Immer noch werden in Österreich Menschen belächelt, kritisiert – oder auch ignoriert –, die den weit verbreiteten Rassismus aufzeigen und verstärkt

Maßnahmen gegen ihn fordern. So etwa die Mitarbeiterinnen und Mitarbeiter des Antirassismusvereins Zara, die vergangene Woche ihren Jahresbericht 2014 präsentierten.

In dem Bericht werden auch diesmal wieder rassistische

Vorfälle geschildert, die von der Zara-Meldestelle dokumentiert worden sind.

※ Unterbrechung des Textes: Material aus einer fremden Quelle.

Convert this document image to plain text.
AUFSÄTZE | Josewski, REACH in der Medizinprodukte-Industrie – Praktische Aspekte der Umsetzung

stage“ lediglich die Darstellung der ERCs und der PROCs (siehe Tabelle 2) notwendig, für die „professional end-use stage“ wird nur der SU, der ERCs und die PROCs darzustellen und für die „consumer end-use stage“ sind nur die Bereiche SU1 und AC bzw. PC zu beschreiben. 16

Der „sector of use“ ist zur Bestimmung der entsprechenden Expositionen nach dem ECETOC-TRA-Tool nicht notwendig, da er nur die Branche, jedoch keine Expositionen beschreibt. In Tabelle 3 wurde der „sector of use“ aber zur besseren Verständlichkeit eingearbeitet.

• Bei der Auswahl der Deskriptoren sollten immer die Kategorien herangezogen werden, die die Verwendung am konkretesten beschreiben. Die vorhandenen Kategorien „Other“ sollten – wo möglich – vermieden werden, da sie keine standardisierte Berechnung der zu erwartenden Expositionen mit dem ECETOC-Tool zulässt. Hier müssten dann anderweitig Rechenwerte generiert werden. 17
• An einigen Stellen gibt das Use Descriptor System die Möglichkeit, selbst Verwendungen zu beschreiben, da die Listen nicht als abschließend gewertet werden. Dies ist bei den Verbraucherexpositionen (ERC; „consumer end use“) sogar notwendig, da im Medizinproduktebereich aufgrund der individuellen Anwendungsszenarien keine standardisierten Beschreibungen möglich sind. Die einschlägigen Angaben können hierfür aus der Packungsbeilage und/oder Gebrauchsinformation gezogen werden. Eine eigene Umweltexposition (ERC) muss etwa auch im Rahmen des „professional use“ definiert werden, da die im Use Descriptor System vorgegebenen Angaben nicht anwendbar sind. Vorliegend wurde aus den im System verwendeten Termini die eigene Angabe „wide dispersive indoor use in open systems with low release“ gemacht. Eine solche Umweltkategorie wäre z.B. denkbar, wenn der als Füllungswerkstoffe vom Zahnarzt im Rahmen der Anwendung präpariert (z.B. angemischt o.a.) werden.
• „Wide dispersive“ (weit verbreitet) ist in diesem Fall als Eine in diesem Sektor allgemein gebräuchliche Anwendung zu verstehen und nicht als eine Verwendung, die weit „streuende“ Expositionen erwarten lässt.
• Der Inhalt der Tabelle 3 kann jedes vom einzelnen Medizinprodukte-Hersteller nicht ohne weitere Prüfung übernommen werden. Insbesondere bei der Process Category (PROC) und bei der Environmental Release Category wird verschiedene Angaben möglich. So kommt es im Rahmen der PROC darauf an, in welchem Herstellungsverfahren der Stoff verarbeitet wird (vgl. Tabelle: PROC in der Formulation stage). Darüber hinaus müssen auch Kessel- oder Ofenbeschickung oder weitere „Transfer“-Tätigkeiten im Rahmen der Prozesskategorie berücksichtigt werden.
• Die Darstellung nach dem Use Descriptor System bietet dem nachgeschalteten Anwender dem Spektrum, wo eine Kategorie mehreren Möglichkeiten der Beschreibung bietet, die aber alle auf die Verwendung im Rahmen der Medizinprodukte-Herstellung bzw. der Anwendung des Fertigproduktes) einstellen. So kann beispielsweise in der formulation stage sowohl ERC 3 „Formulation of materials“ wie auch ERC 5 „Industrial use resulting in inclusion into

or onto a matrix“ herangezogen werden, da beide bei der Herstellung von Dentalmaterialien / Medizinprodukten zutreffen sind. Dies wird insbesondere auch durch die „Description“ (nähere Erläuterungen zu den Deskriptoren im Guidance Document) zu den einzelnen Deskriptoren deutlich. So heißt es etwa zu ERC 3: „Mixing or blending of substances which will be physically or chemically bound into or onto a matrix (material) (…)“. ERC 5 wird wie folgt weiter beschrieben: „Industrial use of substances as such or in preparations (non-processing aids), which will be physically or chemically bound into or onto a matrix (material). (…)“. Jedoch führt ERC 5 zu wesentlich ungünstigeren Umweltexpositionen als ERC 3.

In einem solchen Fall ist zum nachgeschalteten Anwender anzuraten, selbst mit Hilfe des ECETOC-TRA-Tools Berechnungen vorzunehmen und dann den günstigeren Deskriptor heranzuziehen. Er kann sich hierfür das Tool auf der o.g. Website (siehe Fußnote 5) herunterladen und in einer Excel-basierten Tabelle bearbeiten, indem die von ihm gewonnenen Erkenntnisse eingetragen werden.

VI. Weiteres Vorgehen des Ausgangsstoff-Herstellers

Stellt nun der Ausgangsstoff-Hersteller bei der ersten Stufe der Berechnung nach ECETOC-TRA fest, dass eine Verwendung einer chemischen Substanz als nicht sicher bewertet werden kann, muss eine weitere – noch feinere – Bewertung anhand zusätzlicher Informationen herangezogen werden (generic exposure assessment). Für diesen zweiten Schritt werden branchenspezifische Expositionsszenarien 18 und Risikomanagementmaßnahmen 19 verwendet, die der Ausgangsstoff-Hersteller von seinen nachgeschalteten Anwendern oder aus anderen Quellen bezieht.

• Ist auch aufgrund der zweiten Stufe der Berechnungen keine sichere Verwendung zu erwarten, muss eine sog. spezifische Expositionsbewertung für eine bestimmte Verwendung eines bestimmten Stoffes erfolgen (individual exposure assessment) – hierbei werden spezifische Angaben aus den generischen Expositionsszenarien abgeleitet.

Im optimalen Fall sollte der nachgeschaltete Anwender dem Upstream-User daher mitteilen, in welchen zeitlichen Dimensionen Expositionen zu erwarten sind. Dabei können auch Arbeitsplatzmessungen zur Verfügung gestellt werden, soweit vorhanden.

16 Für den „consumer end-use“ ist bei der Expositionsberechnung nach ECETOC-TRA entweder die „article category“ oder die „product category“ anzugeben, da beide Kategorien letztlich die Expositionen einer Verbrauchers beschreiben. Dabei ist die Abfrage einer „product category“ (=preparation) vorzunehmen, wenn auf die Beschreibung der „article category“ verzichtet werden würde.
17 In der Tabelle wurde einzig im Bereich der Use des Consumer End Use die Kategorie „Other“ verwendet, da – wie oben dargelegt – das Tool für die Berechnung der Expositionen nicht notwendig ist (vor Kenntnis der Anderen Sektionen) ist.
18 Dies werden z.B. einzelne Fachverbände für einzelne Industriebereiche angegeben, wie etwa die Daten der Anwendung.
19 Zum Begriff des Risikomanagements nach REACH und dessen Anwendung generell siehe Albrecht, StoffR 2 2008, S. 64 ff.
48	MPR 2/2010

Doch im Unterschied zu früheren Jahren rief der 2014-Report heuer, von den Grünen abgesehen, keine politischen Reaktionen hervor: ein Desinteresse, das angesichts des Erhobenen und Beschriebenen hinterfragenswert erscheint.

Ausartende Verbalattacken

Denn in den 66 für die Öffentlichkeit dokumentierten Vorfällen manifestiert sich ein Trend, der, wie Zara-Mitarbeiterin Lilian Levai bei der Vorstellung des Berichts sagte, auch in der Gesamtheit der 794 gesammelten Fälle zu beobachten sei: "Uns werden immer mehr Übergriffe mit physischer Gewalt gemeldet." Offenbar würden verbale rassistische Attacken immer öfter in körperliche ausarten – mit zum Teil erheblichen Verletzungsfolgen bei den Attackierten.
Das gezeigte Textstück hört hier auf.